NISO Statement of Interest – W3C Annotations Workshop

Submitted by: Nettie Lagace, Associate Director for Programs, National Information Standards Organization (NISO), USA

My primary responsibility is the management of a standards development process consisting of various working groups who create standards and recommended practices. I also work with the community in general to encourage broad adoption of this consensus work.

NISO fosters the development and maintenance of standards that facilitate the creation, persistent management, and effective interchange of information so that it can be trusted for use in research and learning. To fulfill this mission, NISO engages libraries, publishers, information aggregators, and other organizations that support learning, research, and scholarship through the creation, organization, management, and curation of knowledge. NISO is a not-for-profit association accredited by the American National Standards Institute (ANSI). On behalf of ANSI, NISO also represents US interests to ISO for Technical Committee 46 (TC 46) - Information and Documentation and all of its four subcommittees.

As such, NISO’s interests in content creation and distribution is wide-ranging and includes:

NISO’s perspective on annotation: In 2011 and 2012 the Andrew W. Mellon Foundation generously awarded NISO a grant to organize two meetings to discuss the current state of annotation of digital books on a variety of platforms. These meetings were very successful in bringing together a variety of participants --both technical and non-technical-- to share different experiences and viewpoints and develop a better understanding of the annotation landscape with its many potential challenges and opportunities. One of the outcomes of the meetings was the formation of a NISO working group to develop, as a U.S. national standard, a structure for sharing annotations across reading systems. This working group met on a semi-regular basis during 2012, though it is now dormant.

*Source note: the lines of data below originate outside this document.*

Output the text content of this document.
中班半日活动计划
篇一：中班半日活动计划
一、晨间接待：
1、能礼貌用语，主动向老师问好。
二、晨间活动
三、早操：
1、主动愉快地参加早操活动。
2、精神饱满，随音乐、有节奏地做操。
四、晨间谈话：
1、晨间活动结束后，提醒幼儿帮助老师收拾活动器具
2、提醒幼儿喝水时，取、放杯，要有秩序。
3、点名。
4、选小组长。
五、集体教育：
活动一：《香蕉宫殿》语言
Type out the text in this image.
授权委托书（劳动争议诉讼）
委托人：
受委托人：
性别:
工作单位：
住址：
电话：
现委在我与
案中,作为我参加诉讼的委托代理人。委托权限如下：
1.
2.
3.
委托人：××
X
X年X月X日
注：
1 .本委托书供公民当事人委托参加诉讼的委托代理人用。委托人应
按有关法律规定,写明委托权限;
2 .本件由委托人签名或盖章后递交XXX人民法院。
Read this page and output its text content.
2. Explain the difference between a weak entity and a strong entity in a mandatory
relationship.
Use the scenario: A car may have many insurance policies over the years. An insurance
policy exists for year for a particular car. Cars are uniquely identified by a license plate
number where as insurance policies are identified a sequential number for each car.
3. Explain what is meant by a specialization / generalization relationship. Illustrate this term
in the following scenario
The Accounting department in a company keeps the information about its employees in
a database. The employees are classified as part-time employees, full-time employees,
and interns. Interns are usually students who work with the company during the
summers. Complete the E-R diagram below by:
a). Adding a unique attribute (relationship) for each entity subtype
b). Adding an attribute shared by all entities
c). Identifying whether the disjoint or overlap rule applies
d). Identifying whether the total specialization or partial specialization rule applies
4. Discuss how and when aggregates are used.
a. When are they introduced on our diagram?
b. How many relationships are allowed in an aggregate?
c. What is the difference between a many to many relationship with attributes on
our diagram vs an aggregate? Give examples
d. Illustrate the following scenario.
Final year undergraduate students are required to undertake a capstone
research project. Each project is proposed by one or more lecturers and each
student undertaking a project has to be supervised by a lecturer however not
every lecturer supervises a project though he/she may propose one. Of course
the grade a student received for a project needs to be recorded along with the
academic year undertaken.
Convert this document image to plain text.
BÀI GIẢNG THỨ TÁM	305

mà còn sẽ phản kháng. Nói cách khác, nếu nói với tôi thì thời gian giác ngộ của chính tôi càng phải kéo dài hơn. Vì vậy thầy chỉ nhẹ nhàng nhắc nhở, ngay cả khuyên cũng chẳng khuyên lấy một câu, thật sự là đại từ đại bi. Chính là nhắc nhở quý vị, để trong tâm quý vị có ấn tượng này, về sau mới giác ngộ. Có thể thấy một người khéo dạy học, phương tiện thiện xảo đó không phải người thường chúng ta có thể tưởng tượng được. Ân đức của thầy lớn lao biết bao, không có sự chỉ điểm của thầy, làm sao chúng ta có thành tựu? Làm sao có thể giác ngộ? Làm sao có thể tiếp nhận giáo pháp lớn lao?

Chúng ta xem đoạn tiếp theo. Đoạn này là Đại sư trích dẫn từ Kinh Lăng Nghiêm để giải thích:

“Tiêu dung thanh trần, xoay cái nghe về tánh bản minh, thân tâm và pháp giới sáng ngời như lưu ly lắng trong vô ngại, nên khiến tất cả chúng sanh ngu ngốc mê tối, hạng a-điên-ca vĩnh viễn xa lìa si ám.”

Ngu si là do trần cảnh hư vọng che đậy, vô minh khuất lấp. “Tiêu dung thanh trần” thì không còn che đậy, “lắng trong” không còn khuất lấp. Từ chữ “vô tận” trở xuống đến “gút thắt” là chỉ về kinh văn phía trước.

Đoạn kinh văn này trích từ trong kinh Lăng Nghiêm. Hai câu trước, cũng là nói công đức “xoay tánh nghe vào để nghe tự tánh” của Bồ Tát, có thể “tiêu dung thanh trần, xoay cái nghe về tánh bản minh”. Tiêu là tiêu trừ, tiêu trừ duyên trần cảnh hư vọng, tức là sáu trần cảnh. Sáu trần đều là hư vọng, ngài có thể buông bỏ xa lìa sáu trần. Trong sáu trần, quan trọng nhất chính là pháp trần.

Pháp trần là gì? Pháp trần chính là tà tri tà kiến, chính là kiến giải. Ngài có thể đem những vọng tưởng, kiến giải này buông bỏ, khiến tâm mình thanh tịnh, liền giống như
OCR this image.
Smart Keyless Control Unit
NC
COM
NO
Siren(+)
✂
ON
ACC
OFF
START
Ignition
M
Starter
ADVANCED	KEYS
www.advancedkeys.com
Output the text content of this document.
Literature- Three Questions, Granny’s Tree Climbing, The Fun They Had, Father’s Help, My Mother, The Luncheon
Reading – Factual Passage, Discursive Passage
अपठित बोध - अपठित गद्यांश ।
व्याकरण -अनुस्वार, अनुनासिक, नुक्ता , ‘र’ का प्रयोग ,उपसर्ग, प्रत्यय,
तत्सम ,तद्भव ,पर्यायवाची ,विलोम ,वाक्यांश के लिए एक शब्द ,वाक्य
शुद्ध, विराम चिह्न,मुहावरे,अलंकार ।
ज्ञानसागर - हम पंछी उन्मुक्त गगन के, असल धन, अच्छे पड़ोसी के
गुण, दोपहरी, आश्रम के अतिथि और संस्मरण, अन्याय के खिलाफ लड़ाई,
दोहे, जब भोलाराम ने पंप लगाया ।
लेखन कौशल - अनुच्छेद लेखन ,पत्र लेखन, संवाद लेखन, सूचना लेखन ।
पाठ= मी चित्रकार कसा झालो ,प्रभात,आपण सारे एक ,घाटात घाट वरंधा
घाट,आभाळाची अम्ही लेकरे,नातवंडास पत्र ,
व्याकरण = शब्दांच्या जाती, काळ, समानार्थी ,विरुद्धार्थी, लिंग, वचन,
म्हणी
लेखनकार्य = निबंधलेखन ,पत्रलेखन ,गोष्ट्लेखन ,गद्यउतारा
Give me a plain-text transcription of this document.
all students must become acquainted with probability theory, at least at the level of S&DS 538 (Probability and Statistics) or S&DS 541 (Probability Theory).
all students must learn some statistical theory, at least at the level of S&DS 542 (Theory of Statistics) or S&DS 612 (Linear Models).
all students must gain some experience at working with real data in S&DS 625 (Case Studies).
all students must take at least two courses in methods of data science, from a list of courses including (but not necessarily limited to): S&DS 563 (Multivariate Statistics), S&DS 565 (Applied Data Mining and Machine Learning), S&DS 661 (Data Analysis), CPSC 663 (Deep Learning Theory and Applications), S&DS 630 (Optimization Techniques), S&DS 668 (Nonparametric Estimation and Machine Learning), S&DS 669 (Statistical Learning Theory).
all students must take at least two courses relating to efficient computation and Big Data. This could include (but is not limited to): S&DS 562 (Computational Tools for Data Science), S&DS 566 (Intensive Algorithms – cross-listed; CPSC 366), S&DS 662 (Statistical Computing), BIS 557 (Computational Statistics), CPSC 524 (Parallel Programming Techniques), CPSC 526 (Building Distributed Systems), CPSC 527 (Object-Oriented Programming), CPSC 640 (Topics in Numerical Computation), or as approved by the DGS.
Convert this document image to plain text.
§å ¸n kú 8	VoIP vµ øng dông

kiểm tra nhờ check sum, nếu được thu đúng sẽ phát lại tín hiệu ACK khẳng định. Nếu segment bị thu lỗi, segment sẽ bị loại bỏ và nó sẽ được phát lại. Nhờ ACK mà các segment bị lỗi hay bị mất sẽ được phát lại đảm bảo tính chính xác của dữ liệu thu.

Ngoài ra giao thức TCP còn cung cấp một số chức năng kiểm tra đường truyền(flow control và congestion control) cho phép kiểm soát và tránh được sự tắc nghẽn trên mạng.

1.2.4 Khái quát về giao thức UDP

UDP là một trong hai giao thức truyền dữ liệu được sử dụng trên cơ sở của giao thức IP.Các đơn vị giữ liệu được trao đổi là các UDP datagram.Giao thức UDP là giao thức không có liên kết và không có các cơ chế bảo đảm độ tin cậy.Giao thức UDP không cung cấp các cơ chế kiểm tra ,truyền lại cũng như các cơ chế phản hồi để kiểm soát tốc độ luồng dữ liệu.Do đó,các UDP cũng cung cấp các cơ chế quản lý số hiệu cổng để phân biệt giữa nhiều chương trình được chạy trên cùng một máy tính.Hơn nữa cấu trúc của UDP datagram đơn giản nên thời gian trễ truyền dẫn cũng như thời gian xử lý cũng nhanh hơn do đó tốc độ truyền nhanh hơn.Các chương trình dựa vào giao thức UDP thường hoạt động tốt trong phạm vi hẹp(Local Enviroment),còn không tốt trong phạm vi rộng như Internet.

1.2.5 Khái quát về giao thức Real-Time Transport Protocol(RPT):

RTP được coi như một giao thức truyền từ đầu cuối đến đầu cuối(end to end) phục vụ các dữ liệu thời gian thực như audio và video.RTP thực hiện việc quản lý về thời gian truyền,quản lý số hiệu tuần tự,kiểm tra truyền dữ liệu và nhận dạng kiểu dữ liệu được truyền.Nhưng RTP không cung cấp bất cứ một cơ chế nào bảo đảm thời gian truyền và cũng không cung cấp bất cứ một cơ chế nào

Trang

NISO is still interested in supporting the community via the creation of an infrastructure for sharing annotations. We see this work as a high priority for many of our members, including scholarly publishers for whom these capabilities represent a huge advancement in scholarly communications. There are many potential use cases that could be contributed to advance the work and help assure its eventual adoption.

I look forward to this meeting and engaging with colleagues on these issues.